Have to disagree here – I have never ever understood what people find so charming about the RR (past or present). Too boxy, upright and angular. I guess that´s one less temptation for me, then.
My guess is that people like the boxier styling of the first gen RR. Why that is, I don’t know. I’ve always liked its boxy styling.
From the days that the police drove Range Rovers and Porsches.
(Photo courtesy of R. v.d. Ende)
I do like these. Always kinda have. But at the end of the day, would rather have a mid ’80s XJ Jeep Cherokee or XJ Wagoneer with a swapped in real Buick 215 V8. Same type of rig. Much more reliable. Or an early Isuzu Trooper with said Buick 215 swap. I always wanted to swap a Buick 215 into my Chevy LUV. Had the truck. Had the engine. Never happened.
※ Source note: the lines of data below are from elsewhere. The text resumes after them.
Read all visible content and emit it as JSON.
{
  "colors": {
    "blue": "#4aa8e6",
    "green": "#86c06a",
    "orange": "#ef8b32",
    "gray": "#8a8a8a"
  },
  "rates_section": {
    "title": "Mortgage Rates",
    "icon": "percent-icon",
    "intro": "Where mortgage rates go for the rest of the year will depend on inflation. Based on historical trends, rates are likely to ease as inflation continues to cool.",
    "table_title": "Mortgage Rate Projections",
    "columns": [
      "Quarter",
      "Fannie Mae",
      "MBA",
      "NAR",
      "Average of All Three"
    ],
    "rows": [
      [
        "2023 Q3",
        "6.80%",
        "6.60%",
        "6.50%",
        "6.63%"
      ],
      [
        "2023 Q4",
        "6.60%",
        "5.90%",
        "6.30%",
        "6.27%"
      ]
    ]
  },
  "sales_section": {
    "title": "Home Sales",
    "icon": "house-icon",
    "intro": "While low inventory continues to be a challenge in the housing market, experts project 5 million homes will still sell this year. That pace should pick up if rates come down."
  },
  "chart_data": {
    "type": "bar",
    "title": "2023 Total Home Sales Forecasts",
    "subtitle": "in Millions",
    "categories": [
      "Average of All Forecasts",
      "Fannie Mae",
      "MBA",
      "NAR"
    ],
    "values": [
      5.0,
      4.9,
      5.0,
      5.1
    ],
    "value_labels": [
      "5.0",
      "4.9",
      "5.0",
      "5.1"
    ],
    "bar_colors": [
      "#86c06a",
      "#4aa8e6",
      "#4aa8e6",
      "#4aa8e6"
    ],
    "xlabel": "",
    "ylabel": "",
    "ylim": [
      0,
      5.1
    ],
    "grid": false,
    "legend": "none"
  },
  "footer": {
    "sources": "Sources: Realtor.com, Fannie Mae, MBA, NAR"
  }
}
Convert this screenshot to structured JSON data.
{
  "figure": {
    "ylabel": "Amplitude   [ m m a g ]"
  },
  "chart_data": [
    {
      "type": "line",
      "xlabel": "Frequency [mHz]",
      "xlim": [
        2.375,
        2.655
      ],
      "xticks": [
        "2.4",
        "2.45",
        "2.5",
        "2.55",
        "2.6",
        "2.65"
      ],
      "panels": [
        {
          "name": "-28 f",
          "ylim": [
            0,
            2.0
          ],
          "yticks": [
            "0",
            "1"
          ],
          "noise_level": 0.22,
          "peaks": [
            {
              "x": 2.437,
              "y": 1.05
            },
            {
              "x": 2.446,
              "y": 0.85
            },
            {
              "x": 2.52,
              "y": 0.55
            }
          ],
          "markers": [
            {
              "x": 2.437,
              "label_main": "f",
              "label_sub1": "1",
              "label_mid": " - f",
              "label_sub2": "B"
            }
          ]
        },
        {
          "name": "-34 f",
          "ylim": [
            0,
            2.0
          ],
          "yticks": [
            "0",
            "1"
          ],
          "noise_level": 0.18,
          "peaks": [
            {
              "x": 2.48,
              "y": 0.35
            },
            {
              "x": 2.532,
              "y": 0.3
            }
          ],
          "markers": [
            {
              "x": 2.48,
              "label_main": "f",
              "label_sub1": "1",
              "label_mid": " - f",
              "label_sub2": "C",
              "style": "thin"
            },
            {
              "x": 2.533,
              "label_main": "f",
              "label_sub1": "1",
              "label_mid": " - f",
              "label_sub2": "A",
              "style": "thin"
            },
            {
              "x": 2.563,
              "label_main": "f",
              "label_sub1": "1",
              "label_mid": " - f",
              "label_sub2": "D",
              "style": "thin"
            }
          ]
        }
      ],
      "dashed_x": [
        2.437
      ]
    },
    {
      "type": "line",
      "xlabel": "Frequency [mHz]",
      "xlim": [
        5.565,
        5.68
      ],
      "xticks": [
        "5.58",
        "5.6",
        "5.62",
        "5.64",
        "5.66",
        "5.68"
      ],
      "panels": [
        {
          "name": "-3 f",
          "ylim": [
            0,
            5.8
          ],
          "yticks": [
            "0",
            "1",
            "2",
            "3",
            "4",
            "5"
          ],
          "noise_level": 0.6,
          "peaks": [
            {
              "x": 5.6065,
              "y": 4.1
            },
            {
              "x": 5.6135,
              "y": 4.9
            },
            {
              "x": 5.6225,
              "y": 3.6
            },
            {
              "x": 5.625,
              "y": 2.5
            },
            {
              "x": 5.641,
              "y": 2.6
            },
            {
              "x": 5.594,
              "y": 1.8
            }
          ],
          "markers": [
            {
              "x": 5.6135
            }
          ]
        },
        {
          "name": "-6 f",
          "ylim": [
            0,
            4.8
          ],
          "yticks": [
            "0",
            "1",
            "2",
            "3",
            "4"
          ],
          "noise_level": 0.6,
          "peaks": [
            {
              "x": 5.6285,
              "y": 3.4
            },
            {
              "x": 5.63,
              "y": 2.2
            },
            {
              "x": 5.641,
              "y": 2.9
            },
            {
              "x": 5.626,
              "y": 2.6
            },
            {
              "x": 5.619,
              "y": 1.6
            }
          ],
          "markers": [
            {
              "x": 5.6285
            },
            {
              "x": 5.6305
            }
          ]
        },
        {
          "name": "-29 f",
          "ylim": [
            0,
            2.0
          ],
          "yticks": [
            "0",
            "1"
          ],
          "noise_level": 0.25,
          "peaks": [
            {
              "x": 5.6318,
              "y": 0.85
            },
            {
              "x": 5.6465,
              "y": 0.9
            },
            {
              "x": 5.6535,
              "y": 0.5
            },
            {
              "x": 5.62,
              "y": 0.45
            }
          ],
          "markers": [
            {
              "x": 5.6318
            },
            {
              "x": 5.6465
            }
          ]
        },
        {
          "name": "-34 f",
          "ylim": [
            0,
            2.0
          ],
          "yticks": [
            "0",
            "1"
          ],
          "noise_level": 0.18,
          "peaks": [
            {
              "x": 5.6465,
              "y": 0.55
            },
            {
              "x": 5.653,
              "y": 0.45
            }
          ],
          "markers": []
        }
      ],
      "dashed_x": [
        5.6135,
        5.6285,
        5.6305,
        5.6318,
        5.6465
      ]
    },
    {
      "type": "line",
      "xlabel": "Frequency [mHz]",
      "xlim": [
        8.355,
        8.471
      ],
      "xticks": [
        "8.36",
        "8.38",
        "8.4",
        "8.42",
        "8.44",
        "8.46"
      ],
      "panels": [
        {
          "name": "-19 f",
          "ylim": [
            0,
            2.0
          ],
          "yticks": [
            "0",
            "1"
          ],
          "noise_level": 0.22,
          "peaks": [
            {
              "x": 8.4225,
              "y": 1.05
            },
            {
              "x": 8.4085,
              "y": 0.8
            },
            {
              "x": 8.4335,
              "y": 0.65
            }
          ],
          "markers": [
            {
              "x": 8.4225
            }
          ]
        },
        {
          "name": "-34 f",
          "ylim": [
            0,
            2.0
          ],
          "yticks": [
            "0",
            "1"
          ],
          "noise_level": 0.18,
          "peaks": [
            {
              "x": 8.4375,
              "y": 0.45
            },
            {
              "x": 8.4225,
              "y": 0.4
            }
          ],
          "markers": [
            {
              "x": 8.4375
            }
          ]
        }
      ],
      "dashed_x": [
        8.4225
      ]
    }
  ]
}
And while we are on the subject, would like to start a new topic if you will. In the Buick days of this engine, most were connected to that miserable waste of metal known as the Dual-Path transmission. It’s only real claim to fame was it could still drive in low gear while completely out of fluid. And it usually was, due to the brilliant single bolt securing the pan. And I have read here tales of these 215’s being “over heaters” My question is were they really? Or was the Dual-Path simply out of fluid and was the engine turning 6000 rpm in low gear all day? They were such sweet, well balanced engines most consumers would not have noticed. Ours never overheated, but drank, and leaked ATF like a drunken sailor. 1962 Buick Special Deluxe Wagon
The one I had experience with was in a ’62 Cutlass coupe, with the four-barrel. It was a friend’s car (had been his grandpa’s) and was about 5-6 years old. In the Maryland summer, it ran hot constantly; the engine compartment was an oven. And one cool late night heading out to the ocean, I goosed it and went for my first century…it blew steam just as I hit about 95-98. Let’s just say it was not autobahnfest , as the Germans called it.
They were popular for stockcar racing here as the alloy motor allows for more steel reinforcing of the chassis and still remain under the weight limit stockcars are full contact motor sport here not nascar parades and the Buick rover engine is under max cube size and very light and can develop good power with the right provocation. Also they are plentiful and cheap. Nissan and Toyota V8s have filled this role in recent years being more powerfull and easy and cheap to buy.
A popular engine for kt cars,(there was a class for drag racers once in the UK) and a replacement for the Triumph Stag and many other troublesome engines.
Layer Cake was a pretty good film,Jamie Foreman (Duke) is the son of real life gangster Freddie Foreman
Reading some of this thread, I was reminded of a turn of the century article about a poll of German car owners. Most desirable brand: Mercedes Benz. Worst ownership experience: Mercedes Benz.
I could be wrong of course, since I’ve never owned a Mercedes-Benz. But I think it depends on which vehicle, what year of the vehicle, and how well it was driven and maintained by the previous owner(s).